ALGERI - GAZA, I CICLI DELLA STORIA



Nato ad Algeri in una famiglia di poverissimi coloni francesi, Camus non era insensibile ai problemi dei nativi arabi e berberi oppressi da oltre un secolo di colonialismo, capendone e condividendone le aspirazioni autonomistiche dopo il fallimento di tutte le promesse di assimilazione con il diritto di cittadinanza e i diritti sociali mai realizzati.  Poche ore dopo aver ricevuto il Nobel nel dicembre del 1957, Camus sosteneva che nessuna causa merita il sacrificio di persone innocenti, dichiarando di condannare il terrore, la repressione e la tortura dei militari francesi e insieme condannare il terrorismo del Fronte idi Liberazione nazionale che agiva ciecamente nelle vie di Algeri. 



La sua ipotesi confermava quanto lo scrittore aveva detto in una concitata conferenza tenuta ai margini della casbah, in un luogo culto dell'islamismo: il Cercle du Progrés di Algeri. In quel gennaio del 1956, le parole di Camus si erano rivolte a sostegno di uno spirito di convivenza che valorizzasse la natura pluralistica di lingua, religione, cultura. Questa posizione lo condannò ad un isolamento drammatico con aspre contestazioni organizzate dai nazionalisti algerini, dalla sinistra francese schierata con il FLN e dagli organi ufficiali della Francia che non avevano alcuna intenzione di rivedere le proprie posizioni rispetto la colonia. Il suo appello per una tregua degli scontri efferati fu ignorato. Camus ritorna a Parigi il 25 gennaio, un giorno dopo della sua conferenza. 

                              


Un mese dopo, gli uomini del commando di Ali Khodja assassinarono nove viaggiatori sulla strada Sakamody; e il 18 maggio, lo stesso agguato a Palestro. Oltre alla morte, le vittime hanno subito stupri o mutilazioni. Camus è sopraffatto; il partito della Tregua è diventato quello dell'impotenza. Due anni dopo, torna sulla questione pubblicando "Actuelles III. Cronique Algériennes" in cui difende "l'unico futuro accettabile: quello in cui la Francia, sostenuta incondizionatamente dalle sue libertà, saprà fare giustizia, senza discriminazioni, né in una direzione né nell'altra, a tutte le comunità dell’Algeria. » La proposta non ha il minimo effetto.

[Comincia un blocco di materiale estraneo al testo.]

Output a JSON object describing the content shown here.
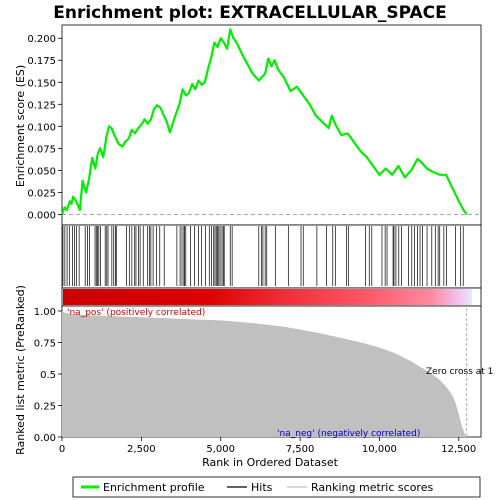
{
  "chart_data": {
    "type": "line",
    "title": "Enrichment plot: EXTRACELLULAR_SPACE",
    "top_panel": {
      "ylabel": "Enrichment score (ES)",
      "ylim": [
        -0.012,
        0.215
      ],
      "yticks": [
        0.0,
        0.025,
        0.05,
        0.075,
        0.1,
        0.125,
        0.15,
        0.175,
        0.2
      ],
      "ytick_labels": [
        "0.000",
        "0.025",
        "0.050",
        "0.075",
        "0.100",
        "0.125",
        "0.150",
        "0.175",
        "0.200"
      ],
      "series": [
        {
          "name": "Enrichment profile",
          "color": "#00ee00",
          "x": [
            0,
            80,
            150,
            250,
            300,
            350,
            450,
            560,
            650,
            760,
            850,
            950,
            1050,
            1120,
            1200,
            1300,
            1400,
            1480,
            1560,
            1650,
            1780,
            1900,
            2000,
            2100,
            2200,
            2300,
            2400,
            2500,
            2600,
            2700,
            2800,
            2900,
            3000,
            3100,
            3200,
            3300,
            3400,
            3550,
            3700,
            3800,
            3900,
            4000,
            4100,
            4200,
            4300,
            4400,
            4500,
            4600,
            4700,
            4800,
            4900,
            5000,
            5100,
            5200,
            5300,
            5400,
            5500,
            5700,
            6000,
            6200,
            6400,
            6500,
            6600,
            6700,
            6800,
            7000,
            7200,
            7400,
            7600,
            7800,
            8000,
            8200,
            8400,
            8500,
            8600,
            8800,
            9000,
            9200,
            9400,
            9600,
            9800,
            10000,
            10200,
            10400,
            10600,
            10800,
            11000,
            11200,
            11300,
            11500,
            11700,
            11900,
            12100,
            12300,
            12500,
            12650,
            12750
          ],
          "y": [
            0.0,
            0.008,
            0.005,
            0.015,
            0.012,
            0.02,
            0.015,
            0.005,
            0.038,
            0.025,
            0.04,
            0.064,
            0.052,
            0.068,
            0.075,
            0.065,
            0.088,
            0.1,
            0.098,
            0.09,
            0.08,
            0.077,
            0.083,
            0.086,
            0.096,
            0.092,
            0.098,
            0.102,
            0.108,
            0.103,
            0.108,
            0.12,
            0.124,
            0.121,
            0.113,
            0.105,
            0.093,
            0.11,
            0.125,
            0.142,
            0.135,
            0.138,
            0.148,
            0.142,
            0.152,
            0.147,
            0.15,
            0.165,
            0.178,
            0.195,
            0.19,
            0.2,
            0.195,
            0.188,
            0.21,
            0.2,
            0.195,
            0.18,
            0.16,
            0.152,
            0.16,
            0.177,
            0.168,
            0.175,
            0.165,
            0.155,
            0.14,
            0.145,
            0.135,
            0.125,
            0.112,
            0.105,
            0.098,
            0.112,
            0.103,
            0.09,
            0.092,
            0.082,
            0.072,
            0.065,
            0.055,
            0.045,
            0.052,
            0.045,
            0.055,
            0.042,
            0.05,
            0.063,
            0.06,
            0.052,
            0.048,
            0.045,
            0.045,
            0.03,
            0.015,
            0.005,
            0.0
          ]
        }
      ]
    },
    "hits_panel": {
      "name": "Hits",
      "hit_ranks": [
        30,
        90,
        160,
        230,
        330,
        390,
        460,
        540,
        730,
        800,
        870,
        1040,
        1080,
        1120,
        1160,
        1210,
        1360,
        1410,
        1450,
        1570,
        1630,
        1680,
        1710,
        2030,
        2120,
        2200,
        2290,
        2330,
        2410,
        2460,
        2560,
        2700,
        2760,
        2800,
        2870,
        2980,
        3080,
        3220,
        3620,
        3720,
        3780,
        3840,
        3860,
        3900,
        4050,
        4170,
        4300,
        4400,
        4520,
        4640,
        4710,
        4780,
        4820,
        4860,
        4900,
        4940,
        4980,
        5040,
        5080,
        5110,
        5300,
        5360,
        6200,
        6280,
        6330,
        6400,
        6450,
        6720,
        7130,
        7530,
        7600,
        8030,
        8330,
        8530,
        8610,
        8960,
        9020,
        9560,
        9680,
        9760,
        10080,
        10180,
        10240,
        10430,
        10460,
        10520,
        10610,
        10700,
        10920,
        11020,
        11100,
        11200,
        11280,
        11360,
        11500,
        11650,
        11760,
        11850,
        11900,
        12030,
        12110,
        12400,
        12560,
        12640
      ]
    },
    "color_bar": {
      "stops": [
        {
          "at": 0.0,
          "color": "#cc0000"
        },
        {
          "at": 0.35,
          "color": "#dd0000"
        },
        {
          "at": 0.55,
          "color": "#f0303a"
        },
        {
          "at": 0.75,
          "color": "#ff5a6a"
        },
        {
          "at": 0.9,
          "color": "#ff8aa0"
        },
        {
          "at": 0.97,
          "color": "#f2c4f2"
        },
        {
          "at": 1.0,
          "color": "#e8e8ff"
        }
      ]
    },
    "bottom_panel": {
      "ylabel": "Ranked list metric (PreRanked)",
      "xlabel": "Rank in Ordered Dataset",
      "ylim": [
        0.0,
        1.0
      ],
      "yticks": [
        0.0,
        0.25,
        0.5,
        0.75,
        1.0
      ],
      "ytick_labels": [
        "0.00",
        "0.25",
        "0.5",
        "0.75",
        "1.00"
      ],
      "xlim": [
        0,
        13200
      ],
      "xticks": [
        0,
        2500,
        5000,
        7500,
        10000,
        12500
      ],
      "xtick_labels": [
        "0",
        "2,500",
        "5,000",
        "7,500",
        "10,000",
        "12,500"
      ],
      "series": [
        {
          "name": "Ranking metric scores",
          "color": "#c0c0c0",
          "x": [
            0,
            100,
            300,
            600,
            1000,
            2000,
            3000,
            4000,
            5000,
            6000,
            7000,
            8000,
            9000,
            9500,
            10000,
            10500,
            11000,
            11300,
            11600,
            11900,
            12100,
            12300,
            12400,
            12500,
            12600,
            12700,
            12750
          ],
          "y": [
            1.0,
            0.985,
            0.975,
            0.97,
            0.965,
            0.955,
            0.945,
            0.935,
            0.925,
            0.905,
            0.875,
            0.83,
            0.775,
            0.745,
            0.71,
            0.665,
            0.6,
            0.555,
            0.51,
            0.455,
            0.4,
            0.33,
            0.27,
            0.18,
            0.08,
            0.02,
            0.0
          ]
        }
      ],
      "annotations": {
        "pos_label": "'na_pos' (positively correlated)",
        "neg_label": "'na_neg' (negatively correlated)",
        "zero_cross": "Zero cross at 1"
      }
    },
    "legend": {
      "placement": "bottom",
      "entries": [
        {
          "label": "Enrichment profile",
          "color": "#00ee00",
          "kind": "thick-line"
        },
        {
          "label": "Hits",
          "color": "#000000",
          "kind": "line"
        },
        {
          "label": "Ranking metric scores",
          "color": "#c0c0c0",
          "kind": "line"
        }
      ]
    }
  }
}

Non assomiglia a quello che sta accadendo oggi tra Israele e la Palestina? La questione algerina ha raccolto una bibliografia ingente e anche qualche testimonianza cinematografica tra cui l’imbattibile film che vinse il Leone d’Oro a Venezia nel 1966: La battaglia di Algeri, in cui Gillo Pontevcorvo documenta sulla base dei verbali di polizia, cronache del tempo, discorsi delle alte cariche militari, posizioni dei politici dell’epoca.